Rivers, lakes, and reservoirs are like our planet's arteries, carrying life-sustaining water in interconnected networks. When Earth's water cycle runs too fast, flooding can result, threatening lives and property. That risk is increasing as climate change alters precipitation patterns and more people are living in flood-prone areas worldwide.
Scientists and water managers use many types of data to predict flooding. This year they have a new tool at their disposal: freshwater data from the Surface Water and Ocean Topography (SWOT) satellite. The observatory, a collaboration between NASA and the French space agency, CNES (Center National d'Études Spatiales), is measuring the height of nearly all water surfaces on Earth. SWOT was designed to measure every major river wider than about 300 feet (100 meters), and preliminary results suggest it may be able to observe much smaller rivers.
Stream gauges can accurately measure water levels in rivers, but only at individual locations, often spaced far apart. Many rivers have no stream gauges at all, particularly in countries without resources to maintain and monitor them. Gauges can also be disabled by floods and are unreliable when water overtops the riverbank and flows into areas they cannot measure.
SWOT provides a more comprehensive, 3D look at floods, measuring their height, width, and slope. Scientists can use this data to better track how floodwaters pulse across a landscape, improving predictions of where flooding will occur and how often.
Building a better flood model
One effort to incorporate SWOT data into flood models is led by J. Toby Minear of the Cooperative Institute for Research in Environmental Sciences (CIRES) in Boulder, Colorado. Minear is investigating how to incorporate SWOT data into the National Oceanic and Atmospheric Administration's National Water Model, which predicts the potential for flooding and its timing along U.S. rivers. SWOT freshwater data will fill in spatial gaps between gauges and help scientists like Minear determine the water levels (heights) at which flooding occurs at specific locations along rivers.

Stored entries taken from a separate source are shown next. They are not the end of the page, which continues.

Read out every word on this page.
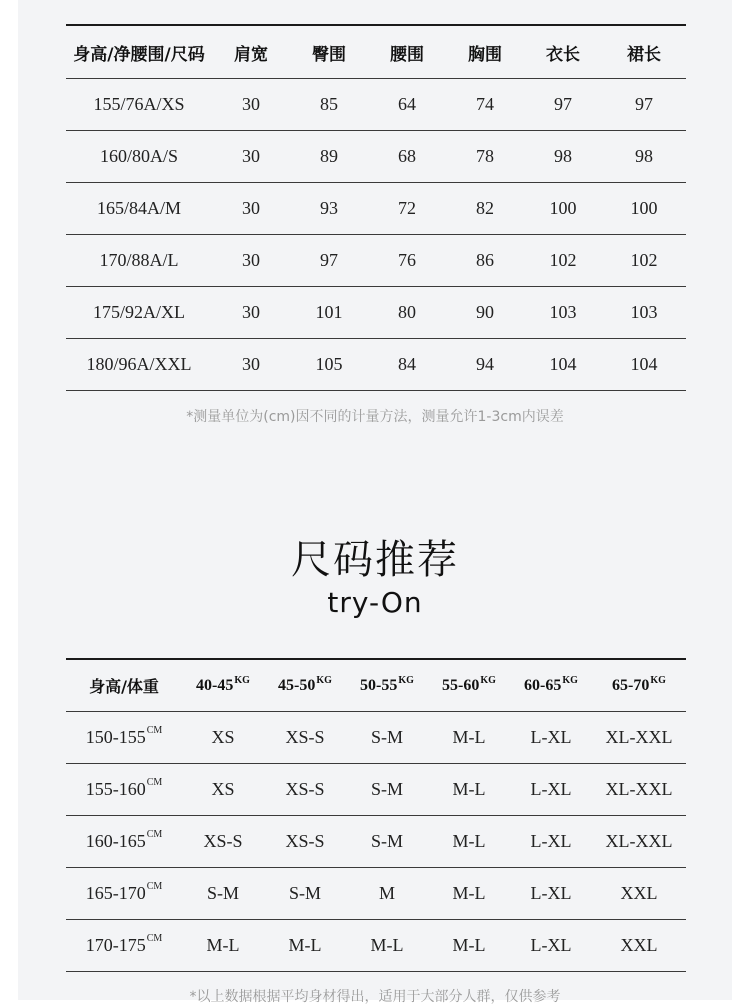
身高/净腰围/尺码	肩宽	臀围	腰围	胸围	衣长	裙长
155/76A/XS	30	85	64	74	97	97
160/80A/S	30	89	68	78	98	98
165/84A/M	30	93	72	82	100	100
170/88A/L	30	97	76	86	102	102
175/92A/XL	30	101	80	90	103	103
180/96A/XXL	30	105	84	94	104	104
*测量单位为(cm)因不同的计量方法，测量允许1-3cm内误差
尺码推荐
try-On
身高/体重	$40-45^{KG}$	$45-50^{KG}$	$50-55^{KG}$	$55-60^{KG}$	$60-65^{KG}$	$65-70^{KG}$
$150-155^{CM}$	XS	XS-S	S-M	M-L	L-XL	XL-XXL
$155-160^{CM}$	XS	XS-S	S-M	M-L	L-XL	XL-XXL
$160-165^{CM}$	XS-S	XS-S	S-M	M-L	L-XL	XL-XXL
$165-170^{CM}$	S-M	S-M	M	M-L	L-XL	XXL
$170-175^{CM}$	M-L	M-L	M-L	M-L	L-XL	XXL
*以上数据根据平均身材得出，适用于大部分人群，仅供参考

He expects SWOT to improve National Water Model data in multiple ways. For example, it will provide more accurate estimates of river slopes and how they change with streamflow. Generally speaking, the steeper a river's slope, the faster its water flows. Hydrologic modelers use slope data to predict the speed water moves through a river and off a landscape.
SWOT will also help scientists and water managers quantify how much water lakes and reservoirs can store. While there are about 90,000 relatively large U.S. reservoirs, only a few thousand of them have water-level data that are incorporated into the National Water Model. This limits scientists' ability to know how reservoir levels relate to surrounding land elevations and potential flooding. SWOT is measuring tens of thousands of U.S. reservoirs, along with nearly all natural U.S. lakes larger than about two football fields combined.
Some countries, including the U.S., have made significant investments in river gauging networks and detailed local flood models. But in Africa, South Asia, parts of South America, and the Arctic, there's little data for lakes and rivers. In such places, flood risk assessments often rely on rough estimates. Part of SWOT's potential is that it will allow hydrologists to fill these gaps, providing information on where water is stored on landscapes and how much is flowing through rivers.
Tamlin Pavelsky, NASA's SWOT freshwater science lead and a researcher at the University of North Carolina at Chapel Hill, says SWOT can help address the growing threat of flooding from extreme storms fueled by climate change. "Think about Houston and Hurricane Harvey in 2017," he said. "It's very unlikely we would have seen 60 inches of rain from one storm without climate change. Societies will need to update engineering design standards and floodplain maps as intense precipitation events become more common."
Pavelsky says these changes in Earth's water cycle are altering society's assumptions about floods and what a floodplain is. "Hundreds of millions of people worldwide will be at increased risk of flooding in the future as rainfall events become increasingly intense and population growth occurs in flood-prone areas," he added.
SWOT flood data will have other practical applications. For example, insurers can use models informed by SWOT data to improve flood hazard maps to better estimate an area's potential damage and loss risks. A major reinsurance company, FM Global, is among SWOT's 40 current early adopters—a global community of organizations working to incorporate SWOT data into their decision-making activities.
"Companies like FM Global and government agencies like the U.S. Federal Emergency Management Agency can fine tune their flood models by comparing them to SWOT data," Pavelsky said. "Those better models will give us a more accurate picture of where and how often floods are likely to happen."